— А палатка? — воскликнул он. — Где наша палатка?
Действительно, хотя они отошли недалеко от места привала, но скитались туда и сюда, прежде чем носильщик нашел правильное направление, и палатка, припасы и все остальное имущество погибли так же безвозвратно, как если бы были брошены в волны океана.
Отойти от какого-либо предмета, хотя бы на сто шагов, в этом ужасном лесу значило потерять его. Даже сборщики каучука, которые чувствуют себя в лесу, как дома, и те вынуждены делать зарубки на стволах, ломать кусты и связывать между собой лианы, чтобы разбираться в этих густых дебрях.
— Верно, — усталым голосом подтвердил Берселиус. — Мы потеряли даже это.
— Нужды нет, — ответил Адамс, — зато мы приобрели проводника. Мужайтесь, этот человек приведет нас в форт М’Бассу, и там вы опять найдете дорогу.
— Вы уверены? — тихо спросил Берселиус с оттенком надежды.

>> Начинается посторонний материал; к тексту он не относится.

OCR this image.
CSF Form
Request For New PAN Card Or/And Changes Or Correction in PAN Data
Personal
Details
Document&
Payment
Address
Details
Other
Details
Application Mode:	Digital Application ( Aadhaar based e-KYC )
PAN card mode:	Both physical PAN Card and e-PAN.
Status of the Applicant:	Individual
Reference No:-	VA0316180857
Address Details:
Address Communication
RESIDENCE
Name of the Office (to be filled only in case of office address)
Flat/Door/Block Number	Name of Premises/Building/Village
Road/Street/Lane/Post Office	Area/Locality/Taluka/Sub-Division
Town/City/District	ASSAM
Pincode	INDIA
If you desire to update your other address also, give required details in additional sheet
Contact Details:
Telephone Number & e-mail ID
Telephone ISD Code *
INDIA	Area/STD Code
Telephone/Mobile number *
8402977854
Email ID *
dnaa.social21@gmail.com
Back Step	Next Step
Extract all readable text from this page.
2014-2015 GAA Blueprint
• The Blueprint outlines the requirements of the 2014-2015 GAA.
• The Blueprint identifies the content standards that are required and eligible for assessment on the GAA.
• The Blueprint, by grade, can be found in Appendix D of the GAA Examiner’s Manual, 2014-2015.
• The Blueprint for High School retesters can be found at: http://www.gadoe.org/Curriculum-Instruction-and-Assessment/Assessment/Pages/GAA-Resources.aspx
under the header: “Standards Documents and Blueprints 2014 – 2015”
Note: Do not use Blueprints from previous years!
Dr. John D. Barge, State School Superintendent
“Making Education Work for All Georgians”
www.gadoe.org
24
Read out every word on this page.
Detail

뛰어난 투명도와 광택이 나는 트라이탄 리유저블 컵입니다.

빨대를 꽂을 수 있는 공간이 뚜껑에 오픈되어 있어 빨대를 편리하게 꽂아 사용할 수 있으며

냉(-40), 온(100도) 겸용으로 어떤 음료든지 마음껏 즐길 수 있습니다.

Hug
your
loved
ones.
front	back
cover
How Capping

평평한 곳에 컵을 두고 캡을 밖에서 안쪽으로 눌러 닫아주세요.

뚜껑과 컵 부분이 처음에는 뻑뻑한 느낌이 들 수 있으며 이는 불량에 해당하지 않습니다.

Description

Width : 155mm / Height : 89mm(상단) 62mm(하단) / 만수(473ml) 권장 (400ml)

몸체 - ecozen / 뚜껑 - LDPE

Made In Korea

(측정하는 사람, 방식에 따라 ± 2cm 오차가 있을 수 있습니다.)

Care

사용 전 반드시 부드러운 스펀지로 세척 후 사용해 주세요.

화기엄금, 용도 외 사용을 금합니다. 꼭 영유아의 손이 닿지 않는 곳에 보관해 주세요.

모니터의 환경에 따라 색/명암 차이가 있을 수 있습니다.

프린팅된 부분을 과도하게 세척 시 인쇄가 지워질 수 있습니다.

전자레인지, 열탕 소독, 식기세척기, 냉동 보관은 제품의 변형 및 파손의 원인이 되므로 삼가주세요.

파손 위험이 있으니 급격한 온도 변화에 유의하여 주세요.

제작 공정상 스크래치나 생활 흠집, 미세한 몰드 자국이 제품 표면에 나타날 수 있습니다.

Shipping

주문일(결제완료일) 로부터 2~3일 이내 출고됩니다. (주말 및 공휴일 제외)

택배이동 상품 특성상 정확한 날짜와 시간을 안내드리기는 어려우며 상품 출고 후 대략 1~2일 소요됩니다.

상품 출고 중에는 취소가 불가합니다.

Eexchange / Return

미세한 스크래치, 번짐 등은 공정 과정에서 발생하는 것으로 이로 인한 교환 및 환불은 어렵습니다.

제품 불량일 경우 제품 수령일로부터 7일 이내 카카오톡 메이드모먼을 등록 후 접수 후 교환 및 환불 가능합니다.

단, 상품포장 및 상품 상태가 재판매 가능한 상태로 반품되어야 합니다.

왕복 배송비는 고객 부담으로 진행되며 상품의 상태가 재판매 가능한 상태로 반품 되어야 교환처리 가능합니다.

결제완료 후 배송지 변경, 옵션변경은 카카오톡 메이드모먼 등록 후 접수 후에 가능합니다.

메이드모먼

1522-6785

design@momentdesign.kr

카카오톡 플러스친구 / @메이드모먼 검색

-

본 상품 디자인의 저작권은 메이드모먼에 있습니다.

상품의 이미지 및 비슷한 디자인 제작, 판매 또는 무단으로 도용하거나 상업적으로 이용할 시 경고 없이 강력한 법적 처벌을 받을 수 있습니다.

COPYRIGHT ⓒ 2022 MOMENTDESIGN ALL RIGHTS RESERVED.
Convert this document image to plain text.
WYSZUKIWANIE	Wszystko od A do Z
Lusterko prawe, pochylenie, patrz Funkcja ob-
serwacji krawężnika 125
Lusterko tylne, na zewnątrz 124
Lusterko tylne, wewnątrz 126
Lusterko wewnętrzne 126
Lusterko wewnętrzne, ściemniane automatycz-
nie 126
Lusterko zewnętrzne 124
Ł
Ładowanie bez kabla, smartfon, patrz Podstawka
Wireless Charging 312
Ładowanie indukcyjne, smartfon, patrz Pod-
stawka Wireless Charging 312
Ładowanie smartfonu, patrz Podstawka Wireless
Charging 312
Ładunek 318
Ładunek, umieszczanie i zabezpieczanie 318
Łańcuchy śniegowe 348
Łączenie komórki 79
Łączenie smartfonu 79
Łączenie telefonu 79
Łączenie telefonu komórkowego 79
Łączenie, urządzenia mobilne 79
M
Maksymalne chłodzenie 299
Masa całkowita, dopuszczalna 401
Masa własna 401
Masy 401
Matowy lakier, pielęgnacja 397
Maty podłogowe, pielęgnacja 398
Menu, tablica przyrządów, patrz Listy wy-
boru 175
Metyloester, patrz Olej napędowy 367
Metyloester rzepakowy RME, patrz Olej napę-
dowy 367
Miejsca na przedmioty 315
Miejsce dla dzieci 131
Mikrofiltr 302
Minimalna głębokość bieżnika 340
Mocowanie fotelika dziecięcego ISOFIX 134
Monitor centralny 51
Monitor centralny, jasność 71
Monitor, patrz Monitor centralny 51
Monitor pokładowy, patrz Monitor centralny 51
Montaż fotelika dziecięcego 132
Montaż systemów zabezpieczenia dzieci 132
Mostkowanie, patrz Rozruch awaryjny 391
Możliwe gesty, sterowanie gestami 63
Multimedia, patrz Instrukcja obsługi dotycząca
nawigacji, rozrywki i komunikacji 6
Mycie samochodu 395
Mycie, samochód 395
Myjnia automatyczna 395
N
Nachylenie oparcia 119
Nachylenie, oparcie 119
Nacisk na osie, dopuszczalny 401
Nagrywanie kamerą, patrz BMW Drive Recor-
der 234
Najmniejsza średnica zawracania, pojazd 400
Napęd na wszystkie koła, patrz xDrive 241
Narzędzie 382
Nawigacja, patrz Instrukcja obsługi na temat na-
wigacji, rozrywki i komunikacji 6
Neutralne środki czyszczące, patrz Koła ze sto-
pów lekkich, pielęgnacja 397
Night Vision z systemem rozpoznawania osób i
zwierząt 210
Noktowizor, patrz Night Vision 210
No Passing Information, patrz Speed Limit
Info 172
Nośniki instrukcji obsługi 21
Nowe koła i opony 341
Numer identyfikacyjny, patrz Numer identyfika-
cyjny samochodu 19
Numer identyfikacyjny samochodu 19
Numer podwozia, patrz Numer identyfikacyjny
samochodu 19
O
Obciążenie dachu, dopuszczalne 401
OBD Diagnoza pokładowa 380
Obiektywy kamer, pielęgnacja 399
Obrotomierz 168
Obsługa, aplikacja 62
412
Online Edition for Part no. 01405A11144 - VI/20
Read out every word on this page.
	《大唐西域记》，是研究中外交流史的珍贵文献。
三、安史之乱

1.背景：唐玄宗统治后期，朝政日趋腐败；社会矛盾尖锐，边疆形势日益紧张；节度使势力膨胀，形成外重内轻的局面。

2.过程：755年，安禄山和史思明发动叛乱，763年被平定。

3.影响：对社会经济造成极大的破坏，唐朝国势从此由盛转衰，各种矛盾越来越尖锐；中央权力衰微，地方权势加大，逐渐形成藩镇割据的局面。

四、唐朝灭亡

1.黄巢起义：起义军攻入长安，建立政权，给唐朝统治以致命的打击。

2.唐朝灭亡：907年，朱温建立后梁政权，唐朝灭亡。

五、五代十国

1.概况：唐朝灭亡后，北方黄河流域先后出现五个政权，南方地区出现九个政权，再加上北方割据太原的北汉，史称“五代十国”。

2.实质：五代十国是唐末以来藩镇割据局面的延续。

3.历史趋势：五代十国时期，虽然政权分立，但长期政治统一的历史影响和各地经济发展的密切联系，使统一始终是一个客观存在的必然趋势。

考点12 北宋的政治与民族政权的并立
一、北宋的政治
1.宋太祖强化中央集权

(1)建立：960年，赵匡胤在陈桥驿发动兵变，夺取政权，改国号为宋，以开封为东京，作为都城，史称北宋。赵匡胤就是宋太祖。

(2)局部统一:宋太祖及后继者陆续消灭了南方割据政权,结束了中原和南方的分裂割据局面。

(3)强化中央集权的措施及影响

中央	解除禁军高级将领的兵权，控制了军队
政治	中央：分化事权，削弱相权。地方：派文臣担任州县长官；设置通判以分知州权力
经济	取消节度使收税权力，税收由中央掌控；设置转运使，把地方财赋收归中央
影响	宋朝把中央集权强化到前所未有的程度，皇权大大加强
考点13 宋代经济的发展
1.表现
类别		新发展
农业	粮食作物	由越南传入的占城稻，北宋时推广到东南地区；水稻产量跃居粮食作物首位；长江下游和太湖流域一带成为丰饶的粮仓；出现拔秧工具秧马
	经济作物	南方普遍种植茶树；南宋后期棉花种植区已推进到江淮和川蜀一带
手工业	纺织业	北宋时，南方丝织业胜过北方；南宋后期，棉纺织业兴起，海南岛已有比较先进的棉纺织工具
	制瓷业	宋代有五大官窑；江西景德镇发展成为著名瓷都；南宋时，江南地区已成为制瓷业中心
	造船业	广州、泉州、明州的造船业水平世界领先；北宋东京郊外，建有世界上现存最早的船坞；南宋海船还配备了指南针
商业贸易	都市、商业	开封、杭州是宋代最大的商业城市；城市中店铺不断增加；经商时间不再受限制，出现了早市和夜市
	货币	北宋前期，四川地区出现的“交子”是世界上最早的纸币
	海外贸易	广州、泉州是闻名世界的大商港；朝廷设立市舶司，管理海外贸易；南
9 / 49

— Уверен ли? Несомненно. Вы забыли форт М’Бассу. Ну-с, когда вы увидите его, вы его вспомните, и это вас приведет прямо домой. Бодритесь, тут к вашим услугам костер и шалаш; вы выспитесь, а рано утром отправимся с новыми силами в путь, и это черномазое отродье Сатаны приведет вас прямым путем к верной дороге и вашей памяти. Правда ведь, а, дядя Джо?
Он похлопал сборщика по плечу, и на удрученной физиономии последнего показалось подобие улыбки; никогда еще ему не попадался белый человек такого склада. Затем Адамс ревностно принялся за дело: набросал хвороста в огонь, уложил Берселиуса под кровом жалкого шалаша, а сам уселся поближе к костру и достал трубку с тем, чтобы покурить напоследок, прикончив остаток табака в один присест.
Об сборщика каучука, последнего и смиреннейшего из сынов земли, они получили тепло и приют; пришлось обратиться к нему и за пищей. На следующее утро они позавтракали его маниоковыми лепешками и водой из тыквенной бутылки, после чего двинулись в путь по указаниям туземца, который вел их в густой чаще с такой же уверенностью, как если бы шел по проторенной дороге. Покидать свой пост было для него ужасно, но белые люди были из М’Бассы и желали возвратиться туда. М’Басса была исходным центром его труда и грозной Меккой его страхов. И если белые люди пришли оттуда или идут туда, им полагается повиноваться беспрекословно.
Большой охотничьей экспедиции пришел конец. Пустыня постепенно отняла у Берселиуса все, что он имел, за исключением того платья, что было на нем, его спутника и двух носильщиков. Ружья, снаряжение, палатки, съестные припасы, заппо-зап, целый отряд людей, подчиненных этому свирепому начальнику, — все «пошло к черту». Он был по колено в грязи, одежда его изорвалась, рукава были облеплены илом трясины, в которую он упал, споткнувшись на пути; лицо его было бледно и грязно, как у уличного бродяги, волосы поседели и потускнели, но глаза его блестели и на душе было легко. В М’Бассе его снова выведут на дорогу, единую дорогу к тому, чего он так жаждал, — к нему самому.